For safe road mobility OFFIS supports the testing of assistance systems such as emergency brake or lane-keeping assistants. Classical test methods require several hundred million kilometres to be driven. Together with leading automotive manufacturers, suppliers and research institutes, OFFIS works on developing new safety verification processes in various projects.

New assistance systems for the road

ifak is also working intensively on the development of new road assistance systems, as in the Fast Traffic project, in which networking vehicles with each other and with infrastructure is being researched and tested in real time. This is expected to result in a massive increase in safety in road traffic.
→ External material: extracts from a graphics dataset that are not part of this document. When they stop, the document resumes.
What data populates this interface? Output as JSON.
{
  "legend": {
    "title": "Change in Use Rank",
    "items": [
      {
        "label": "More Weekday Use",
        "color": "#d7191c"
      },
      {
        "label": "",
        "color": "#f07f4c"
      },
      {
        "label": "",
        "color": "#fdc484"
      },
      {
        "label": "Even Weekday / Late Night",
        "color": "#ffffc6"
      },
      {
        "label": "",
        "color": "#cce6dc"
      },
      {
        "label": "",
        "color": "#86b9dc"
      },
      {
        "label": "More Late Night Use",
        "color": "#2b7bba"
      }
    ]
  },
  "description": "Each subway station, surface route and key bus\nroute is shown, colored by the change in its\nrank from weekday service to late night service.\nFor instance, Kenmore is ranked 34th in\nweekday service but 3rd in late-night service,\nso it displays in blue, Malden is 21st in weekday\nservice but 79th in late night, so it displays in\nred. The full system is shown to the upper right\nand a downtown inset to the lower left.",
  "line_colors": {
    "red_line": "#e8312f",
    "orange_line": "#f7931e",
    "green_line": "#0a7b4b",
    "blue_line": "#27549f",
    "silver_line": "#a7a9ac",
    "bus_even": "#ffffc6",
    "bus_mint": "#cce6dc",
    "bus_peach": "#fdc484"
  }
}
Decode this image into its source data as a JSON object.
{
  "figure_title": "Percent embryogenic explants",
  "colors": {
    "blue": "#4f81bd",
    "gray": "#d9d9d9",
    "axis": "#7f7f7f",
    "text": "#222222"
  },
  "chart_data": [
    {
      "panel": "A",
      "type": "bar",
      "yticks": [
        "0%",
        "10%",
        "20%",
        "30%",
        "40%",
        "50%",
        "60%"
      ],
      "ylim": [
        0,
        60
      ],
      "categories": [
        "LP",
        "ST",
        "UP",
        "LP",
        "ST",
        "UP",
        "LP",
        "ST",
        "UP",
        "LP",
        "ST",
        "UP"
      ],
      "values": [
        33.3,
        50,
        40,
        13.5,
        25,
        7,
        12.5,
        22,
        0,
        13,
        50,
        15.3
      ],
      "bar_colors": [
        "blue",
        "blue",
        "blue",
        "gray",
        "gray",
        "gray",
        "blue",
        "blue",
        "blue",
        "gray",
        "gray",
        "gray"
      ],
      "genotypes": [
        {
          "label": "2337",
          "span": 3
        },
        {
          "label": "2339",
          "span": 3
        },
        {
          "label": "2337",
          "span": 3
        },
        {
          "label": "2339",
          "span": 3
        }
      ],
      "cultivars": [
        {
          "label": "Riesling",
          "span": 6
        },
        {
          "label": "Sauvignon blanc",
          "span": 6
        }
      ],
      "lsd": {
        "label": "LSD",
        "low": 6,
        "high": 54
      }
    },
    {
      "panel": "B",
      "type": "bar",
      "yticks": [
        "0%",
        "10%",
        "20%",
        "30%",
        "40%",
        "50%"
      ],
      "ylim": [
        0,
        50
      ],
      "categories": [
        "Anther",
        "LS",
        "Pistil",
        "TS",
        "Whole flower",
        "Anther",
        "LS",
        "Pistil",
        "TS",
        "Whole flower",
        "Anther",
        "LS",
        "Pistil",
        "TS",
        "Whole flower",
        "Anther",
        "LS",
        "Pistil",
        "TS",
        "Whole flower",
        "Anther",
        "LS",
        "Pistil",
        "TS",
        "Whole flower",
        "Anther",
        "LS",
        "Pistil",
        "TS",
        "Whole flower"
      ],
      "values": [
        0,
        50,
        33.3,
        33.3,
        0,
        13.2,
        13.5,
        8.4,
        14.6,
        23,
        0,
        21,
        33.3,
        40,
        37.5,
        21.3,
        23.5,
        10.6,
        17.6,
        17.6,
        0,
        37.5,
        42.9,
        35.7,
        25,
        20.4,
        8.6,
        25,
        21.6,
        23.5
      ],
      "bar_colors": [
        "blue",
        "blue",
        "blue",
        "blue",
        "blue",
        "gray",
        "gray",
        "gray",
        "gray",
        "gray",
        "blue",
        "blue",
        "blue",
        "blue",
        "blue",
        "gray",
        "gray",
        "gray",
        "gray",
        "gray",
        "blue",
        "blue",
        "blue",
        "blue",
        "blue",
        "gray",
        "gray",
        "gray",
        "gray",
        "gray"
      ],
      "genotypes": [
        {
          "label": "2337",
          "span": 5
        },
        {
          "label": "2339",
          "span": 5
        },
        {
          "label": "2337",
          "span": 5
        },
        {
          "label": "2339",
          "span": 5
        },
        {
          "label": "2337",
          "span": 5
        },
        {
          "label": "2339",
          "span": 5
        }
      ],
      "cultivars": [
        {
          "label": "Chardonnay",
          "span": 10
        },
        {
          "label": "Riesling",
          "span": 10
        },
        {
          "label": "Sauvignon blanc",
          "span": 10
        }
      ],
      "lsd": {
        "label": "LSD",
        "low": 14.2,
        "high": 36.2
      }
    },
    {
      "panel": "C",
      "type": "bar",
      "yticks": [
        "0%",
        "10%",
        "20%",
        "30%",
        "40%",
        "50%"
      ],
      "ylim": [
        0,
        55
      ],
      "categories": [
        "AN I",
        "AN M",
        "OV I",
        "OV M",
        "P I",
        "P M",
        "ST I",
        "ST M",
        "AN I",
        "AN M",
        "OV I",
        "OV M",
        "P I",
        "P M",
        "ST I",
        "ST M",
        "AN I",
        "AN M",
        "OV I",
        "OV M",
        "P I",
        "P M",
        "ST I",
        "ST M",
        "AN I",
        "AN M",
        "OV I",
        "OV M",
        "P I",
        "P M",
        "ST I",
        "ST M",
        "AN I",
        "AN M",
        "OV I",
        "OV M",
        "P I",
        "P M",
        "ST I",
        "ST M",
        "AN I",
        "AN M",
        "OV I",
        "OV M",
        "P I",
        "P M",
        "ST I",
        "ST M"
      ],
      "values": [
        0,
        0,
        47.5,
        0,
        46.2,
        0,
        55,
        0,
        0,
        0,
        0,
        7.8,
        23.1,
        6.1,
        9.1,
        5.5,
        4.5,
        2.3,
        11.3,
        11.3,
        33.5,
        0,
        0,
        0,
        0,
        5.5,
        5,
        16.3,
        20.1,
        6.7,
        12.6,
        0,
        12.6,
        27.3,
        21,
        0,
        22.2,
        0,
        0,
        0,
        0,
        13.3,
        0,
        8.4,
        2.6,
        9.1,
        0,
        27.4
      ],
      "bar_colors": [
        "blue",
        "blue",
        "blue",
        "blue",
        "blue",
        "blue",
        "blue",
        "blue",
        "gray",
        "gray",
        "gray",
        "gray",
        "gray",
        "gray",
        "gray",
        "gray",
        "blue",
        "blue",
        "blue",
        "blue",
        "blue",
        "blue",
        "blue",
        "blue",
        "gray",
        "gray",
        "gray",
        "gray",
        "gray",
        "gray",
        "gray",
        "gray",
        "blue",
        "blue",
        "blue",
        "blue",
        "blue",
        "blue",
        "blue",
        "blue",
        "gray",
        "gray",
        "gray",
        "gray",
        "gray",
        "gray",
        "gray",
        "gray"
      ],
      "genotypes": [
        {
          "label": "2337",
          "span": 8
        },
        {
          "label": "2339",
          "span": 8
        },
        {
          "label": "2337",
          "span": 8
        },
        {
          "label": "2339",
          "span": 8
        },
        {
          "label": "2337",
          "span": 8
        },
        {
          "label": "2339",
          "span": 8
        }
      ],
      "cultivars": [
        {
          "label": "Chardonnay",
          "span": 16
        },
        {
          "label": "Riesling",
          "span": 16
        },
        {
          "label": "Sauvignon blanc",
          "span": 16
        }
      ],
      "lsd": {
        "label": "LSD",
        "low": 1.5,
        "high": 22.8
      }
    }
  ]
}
The Sirene project pursues a similar goal, in which ifak is working with several partners towards solutions which would bring police and fire services quicker to their destination. This works using a combination of different instruments, including a navigation system specifically for emergency vehicles. The rollout of the new information technology for emergency responders will be achieved using so-called car to X technologies. These will enable vehicles to exchange data with each other. In the project this happens through a new WLAN standard and mobile communications. The ‘X’ in car to X refers to the fact that not only cars, but also other objects, e.g. traffic lights, participate in the information exchange.

A new two-wheeler for older people

The institutes of the Zuse Association are not just engaged in the automotive, air and maritime transport areas for new mobility, but also in research on two-wheeled vehicles. The Institute of Mechanical and Plant Engineering Chemnitz (ICM) demonstrates with the Innvelo Two electric scooter, brought to market by partners, how environmentally-friendly mobility can simultaneously provide greater quality of life in senior years. The electric scooter is particularly suited to older people who no longer wish to ride a bike but would also rather leave their car in the driveway. The two-wheeler, which was developed by ICM researchers in cooperation with their partners, is specifically conceived for use in city centres and surrounding districts.

Synthetics for comfort and design

Researchers from the Würzburg Kunststoff-Zentrum (SKZ) have created an innovation in cycling comfort. The SKZ, together with the Glenpro company provide the perfect bike seat, in which a bionic structure is transferred to the synthetic component. The result is a personalised bike saddle. The individual sitting surface and weight of the cyclist are factored in by means of a virtual data model. This results in an optimally-formed bike saddle. The first saddles have already been manufactured and successfully tested. The SKZ manufactured the bike saddle on a laser sinter installation, where the plastic powder polyamide is melted on in layers by laser. Subsequent dyeing enables colour coordination with the bike.

In terms of technology, the institutes of the Zuse Association have a green light for further projects with partners from the industrial and scientific sectors, making their contribution to innovative solutions for the mobility of tomorrow. However, the institutes are currently still constrained on the federal level. The core demand of the Zuse-Gemeinschaft in its fourth year of existence is: better support by the federal government for research institutes organised by private companies.

Specifically the research association wants its own budget title for the institutes, where there is a lack of institutional funding on a federal level. Mobility research in different sectors of the Zuse Association would also benefit from this, whether in materials engineering, production technology or information technology. “With around 6,000 staff, of which about 4,800 work in research and development, the institutes of the Zuse Association are a guarantor for innovation. The strength of the Zuse institutes lies in the efficient transfer of research into concrete new products, technologies and services”, says the President of the Zuse Association Dr, Ralf-Uwe Bauer, explaining the reason for the funding request. For the current legislative period, in which the transfer of research results is emphasised in the coalition agreement of the CDU and the SPD, the Zuse Association has therefore still a lot planned.